VON SACHA ERCOLANI

Seit 20 Jahren ist die Miss Schweiz von 1988 erfolgreich im Mode- und Modelgeschäft tätig, unter anderem als Mitorganisatorin und Pressesprecherin der Miss-Schweiz-Wahlen und als Event-Organisatorin. Berger zieht die Fäden hinter den Kulissen. Die stets gut gelaunte Managerin betreut Miss-Finalistinnen in den Vorbereitungscamps, bereitet sie für die grosse Gala-TV-Show vor, kümmert sich in den ersten Wochen wie eine Mutter um die frisch Gekürte.

Und nicht nur das: Obwohl sie zwei Kinder geboren hat – Noemi ist mittlerweilen 15, Shenay 2 Jahre alt –, hat Karina eine perfekte Figur. Auch beruflich ist die Powerfrau sehr erfolgreich. Lange war Christoph Locher einziges Verwaltungsratsmitglied der Miss-Schweiz-Organisation AG. 2005 wurde Karina Berger vom Big Boss in den Verwaltungsrat der Miss-AG berufen. «Karina ist massgeblich an unserem Erfolg beteiligt, ihr Einsatz über die Jahre ist beispiellos», lobte Locher damals. «Deshalb beteilige ich sie am Aktienkapital.»

Wie hoch die Beteiligung ist, wollten die beiden nicht verraten. «Es geht doch nicht nur um Geld! Ich habe viel Herzblut und Energie investiert, und daher freut es mich besonders, dass ich jetzt nicht mehr nur nach aussen ein Bestandteil dieser Firma bin», so Karina Berger. Das Duo Berger/Locher hat die Miss-Schweiz-Wahlen auch zu einem TV-Hit gemacht. Seit 1998 verfolgen regelmässig mehr als eine Million Schweizerinnen und Schweizer die Wahl an den Bildschirmen.

Karina kennt das Schweizer Model- und Missengeschäft wie keine andere: In den 90er-Jahren modelte sie selber sehr erfolgreich, unter anderem auch als Unterwäsche- und Bademodemodel. Sie weiss, was es heisst, jederzeit lächeln und schön sein zu müssen – und seinen Körper stets perfekt zu halten.
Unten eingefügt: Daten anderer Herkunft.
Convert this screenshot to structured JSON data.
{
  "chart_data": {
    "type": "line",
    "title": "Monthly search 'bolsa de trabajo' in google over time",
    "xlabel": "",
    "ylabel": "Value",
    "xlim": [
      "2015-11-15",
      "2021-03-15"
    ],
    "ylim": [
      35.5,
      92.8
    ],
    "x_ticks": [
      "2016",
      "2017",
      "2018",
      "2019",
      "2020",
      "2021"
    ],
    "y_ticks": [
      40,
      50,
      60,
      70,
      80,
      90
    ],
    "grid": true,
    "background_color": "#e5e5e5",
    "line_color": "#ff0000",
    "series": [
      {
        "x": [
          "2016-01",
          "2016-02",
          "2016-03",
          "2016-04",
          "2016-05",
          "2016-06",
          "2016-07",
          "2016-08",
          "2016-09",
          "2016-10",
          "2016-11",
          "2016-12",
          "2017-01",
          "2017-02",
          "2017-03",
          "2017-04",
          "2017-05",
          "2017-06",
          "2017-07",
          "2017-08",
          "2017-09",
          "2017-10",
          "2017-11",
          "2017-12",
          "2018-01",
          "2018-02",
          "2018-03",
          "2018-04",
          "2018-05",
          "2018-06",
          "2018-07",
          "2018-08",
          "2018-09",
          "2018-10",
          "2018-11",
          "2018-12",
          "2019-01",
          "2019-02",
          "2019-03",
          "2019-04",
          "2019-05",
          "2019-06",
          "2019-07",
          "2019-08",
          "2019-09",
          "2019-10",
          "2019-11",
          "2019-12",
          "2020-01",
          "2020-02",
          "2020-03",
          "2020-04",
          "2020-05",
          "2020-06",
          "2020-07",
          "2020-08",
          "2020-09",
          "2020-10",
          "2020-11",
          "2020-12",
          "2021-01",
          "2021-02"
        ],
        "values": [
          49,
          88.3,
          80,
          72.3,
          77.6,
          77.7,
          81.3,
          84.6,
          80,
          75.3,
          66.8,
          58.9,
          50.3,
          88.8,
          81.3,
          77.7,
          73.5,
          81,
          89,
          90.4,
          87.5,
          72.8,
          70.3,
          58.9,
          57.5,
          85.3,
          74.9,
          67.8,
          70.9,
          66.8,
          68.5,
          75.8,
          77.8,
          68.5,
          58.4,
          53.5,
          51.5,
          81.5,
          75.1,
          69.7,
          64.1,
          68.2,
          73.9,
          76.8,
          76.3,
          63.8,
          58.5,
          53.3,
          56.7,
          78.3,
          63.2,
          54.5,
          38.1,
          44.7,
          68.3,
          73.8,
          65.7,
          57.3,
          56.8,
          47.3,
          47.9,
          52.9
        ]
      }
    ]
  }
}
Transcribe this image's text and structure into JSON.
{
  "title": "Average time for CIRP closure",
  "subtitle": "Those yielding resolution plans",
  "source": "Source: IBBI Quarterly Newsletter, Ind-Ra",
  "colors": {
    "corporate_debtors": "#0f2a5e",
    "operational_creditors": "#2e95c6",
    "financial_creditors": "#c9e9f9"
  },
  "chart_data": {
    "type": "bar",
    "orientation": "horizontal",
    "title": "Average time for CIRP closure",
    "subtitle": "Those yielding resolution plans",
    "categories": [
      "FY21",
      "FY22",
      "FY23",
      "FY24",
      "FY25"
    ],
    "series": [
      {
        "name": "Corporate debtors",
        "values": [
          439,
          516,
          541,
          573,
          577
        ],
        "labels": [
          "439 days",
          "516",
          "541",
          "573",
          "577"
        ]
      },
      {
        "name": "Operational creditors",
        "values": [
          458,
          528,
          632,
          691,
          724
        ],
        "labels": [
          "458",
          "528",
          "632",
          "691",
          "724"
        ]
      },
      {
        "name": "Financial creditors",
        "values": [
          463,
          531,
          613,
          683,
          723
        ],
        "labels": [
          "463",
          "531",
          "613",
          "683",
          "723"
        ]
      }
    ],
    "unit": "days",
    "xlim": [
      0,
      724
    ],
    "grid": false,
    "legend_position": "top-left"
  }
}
Gut möglich, dass sie gemäss Branchen-Insidern nur kurze Zeit nach ihrem Amtsjahr genau darum ihre Brüste vergrössern liess, um an die gut bezahlten Bikini-Jobs heranzukommen. «An mir ist alles echt!», behauptete sie zwar vergangene Woche im Interview mit der Boulevardzeitung «SonntagsBlick».

Doch wie der «Sonntag» weiss, hat die attraktive Brünette da etwas geschummelt. Ein Insider sagt: «Karina arbeitete früher sehr gut als Unterwäsche- und Bademodel – und sie stand damals in der Modeszene offen dazu, dass sie ihre Brüste vergrössert hat.

Fotografen, Stylisten und Make-up-Artisten wussten alle Bescheid.» Auch eine weitere Quelle, ein bekannter Schweizer Fotograf, sieht das so: «Ich dachte, das sei schon längst irgendwo in der Zeitung gestanden, denn bei Karina war es ja offensichtlich, und auf vielen Bikini- und Unterwäschefotos ist es eindeutig sichtbar.»

Auf neuen Bildern sieht der Busen von Berger jedoch wieder flacher aus. Das hat einen Grund: Gemäss zuverlässigen Informationen hat Karina die Silikon-Implantate vor Kurzem wieder entfernen lassen. «Das ist nichts Aussergewöhnliches, es gibt viele Frauen, die ihre Brustimplantate wieder entfernen lassen – vor allem vor Schwangerschaften oder weil es ihnen einfach nicht mehr gefällt», so ein Zürcher Schönheitschirurg.

Daher ist es wohl auch keine Überraschung, dass Karina Berger auf Anfrage ausrichten lässt: «Ich bleibe dabei, an mir ist alles echt, mehr möchte ich dazu nicht sagen.» Und sie hat recht: Jetzt ist wieder alles echt.

Wohl darum hat sie sich auch nie öffentlich gegen Schönheits-OPs gewehrt. «Das Miss-Schweiz-Reglement müsste Schönheitsoperationen ganz klar verbieten, so wie Doping im Sport verboten ist», forderte TV-Legende Kurt Felix (68) letztes Jahr. Doch für die Kandidatinnen-Betreuerin ist schon seit eh und je klar: «Unser Regle ment ist dasselbe wie bei den Miss-Universe- und Miss-World-Wahlen. Wir werden es ganz bestimmt nicht ändern!», sagte Karina schon vor Jahren in einem Interview mit dem «Blick». «Zudem finde ich, eine Schönheitsoperation ist etwas Persönliches, das niemanden etwas angeht.»